Glenn:                     If you struggle with that, some people just find it hard to … so, that exercise is just to stand there or sit there, take a couple of breaths and get in tune, see if you can label the feelings that are going on. If you’re a bit more concrete, a really cool task-

Libby:                      You know what it is, yeah?

Glenn:                     No, if you don’t know, but you want a concrete exercise, do what we call … psychologists, we’re funny. We like to think of big words for everything. We call it free association writing, but all it is is you just get a pen, a pad, and you just write down whatever you want.

Libby:                      Yeah.

Glenn:                     And you’ll start off writing. My clients are like, “Glenn made me do this exercise, this is stupid, I can hear a bird outside,” and you’ll get halfway through writing and you’ll think, “I can’t believe she said that to me, she never respects me.” You’re like, “Oh, okay. That’s it.”

Libby:                      There we go.

Glenn:                     And the beauty about that is knowing how you feel, and being attuned to your emotions, it starts to give you a starting point for how you can deal with them.

Libby:                      Yes. Totally, because acknowledging is often the first step. Going, “Okay, that’s what it is.” And if it is that I’m frustrated, maybe a bit of a workout is the answer, because that helps you to change your state, and then let go of that frustration. If it’s just a bit of sadness, maybe it is having a call with someone you love.

Glenn:                     Or having a cry.

Libby:                      Or having a cry. I’m a big fan of crying. It’s great, lets off the emotional steam.

Glenn:                     I mean, you think about it. What makes more sense? “I’m feeling sad, I’m going to eat,” or, “I’m feeling sad, I’m gonna cry.”

Libby:                      I know, and people have such a negative association with crying, but I think, for me, it’s like my balloon is full and that is a valve that will just allow me to let out all of those emotions and restart, which is cool.

Glenn:                     Perfect. Yeah.

Libby:                      So, I think we’ve covered most, but is there anything else that we should cover on the topic of emotional eating or … ?

Glenn:                     You know what, Lib? I think we’ve kind of wrapped it up, but I think the thing that I would say is, in reality, it’d be awesome if you watched this and everything just changed, but learning to deal with your emotions in new ways, it takes time.

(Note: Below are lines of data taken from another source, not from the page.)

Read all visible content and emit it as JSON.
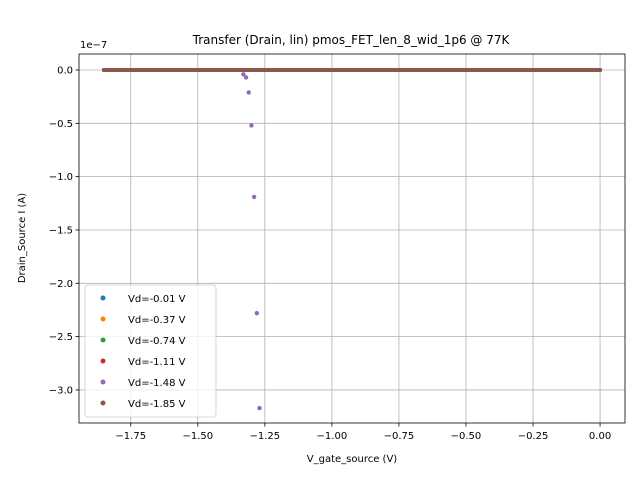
{
  "chart_data": {
    "type": "scatter",
    "title": "Transfer (Drain, lin) pmos_FET_len_8_wid_1p6 @ 77K",
    "xlabel": "V_gate_source (V)",
    "ylabel": "Drain_Source I (A)",
    "y_offset_label": "1e−7",
    "xlim": [
      -1.943,
      0.093
    ],
    "ylim": [
      -3.31e-07,
      1.5e-08
    ],
    "x_ticks": [
      -1.75,
      -1.5,
      -1.25,
      -1.0,
      -0.75,
      -0.5,
      -0.25,
      0.0
    ],
    "x_tick_labels": [
      "−1.75",
      "−1.50",
      "−1.25",
      "−1.00",
      "−0.75",
      "−0.50",
      "−0.25",
      "0.00"
    ],
    "y_ticks": [
      0,
      -5e-08,
      -1e-07,
      -1.5e-07,
      -2e-07,
      -2.5e-07,
      -3e-07
    ],
    "y_tick_labels": [
      "0.0",
      "−0.5",
      "−1.0",
      "−1.5",
      "−2.0",
      "−2.5",
      "−3.0"
    ],
    "grid": true,
    "legend_position": "lower-left",
    "sweep": {
      "x_start": -1.85,
      "x_end": 0.0,
      "points": 186
    },
    "series": [
      {
        "name": "Vd=-0.01 V",
        "color": "#1f77b4",
        "baseline": 0,
        "extra_points": []
      },
      {
        "name": "Vd=-0.37 V",
        "color": "#ff7f0e",
        "baseline": 0,
        "extra_points": []
      },
      {
        "name": "Vd=-0.74 V",
        "color": "#2ca02c",
        "baseline": 0,
        "extra_points": []
      },
      {
        "name": "Vd=-1.11 V",
        "color": "#d62728",
        "baseline": 0,
        "extra_points": []
      },
      {
        "name": "Vd=-1.48 V",
        "color": "#9467bd",
        "baseline": 0,
        "extra_points": [
          {
            "x": -1.33,
            "y": -4e-09
          },
          {
            "x": -1.32,
            "y": -7e-09
          },
          {
            "x": -1.31,
            "y": -2.1e-08
          },
          {
            "x": -1.3,
            "y": -5.2e-08
          },
          {
            "x": -1.29,
            "y": -1.19e-07
          },
          {
            "x": -1.28,
            "y": -2.28e-07
          },
          {
            "x": -1.27,
            "y": -3.17e-07
          }
        ]
      },
      {
        "name": "Vd=-1.85 V",
        "color": "#8c564b",
        "baseline": 0,
        "extra_points": []
      }
    ]
  }
}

Libby:                      Yeah.

Glenn:                     So, I would start by, if I could give any advice to people watching, is start by having a play. Don’t expect you’ll become this zen master that deals with every emotion beautifully, but just have a play, and then when you start to see some small wins, you’ll go, “Oh, this is really cool.”

Libby:                      Yeah.

Glenn:                     You’ll start to do it so you don’t eat as much. You’ll start to do it so you don’t gain weight, or it helps you lose weight, but you’ll end up continuing to do it because you feel so much better afterwards, and the secret-

Libby:                      And it’s empowering.

Glenn:                     It’s empowering. The secret sauce of it is actually resolving the problems and dealing with your emotions is empowering. Beautiful word.

Libby:                      Yeah, I agree. I agree. Okay, cool. I’m so glad we covered that topic, because I feel like even … you know, I had some really good reminders in there for me, for myself and for working with other people, so thank you. You just got a high five, today.

Glenn:                     Yay.

Libby:                      Yay-ah! See you, guys.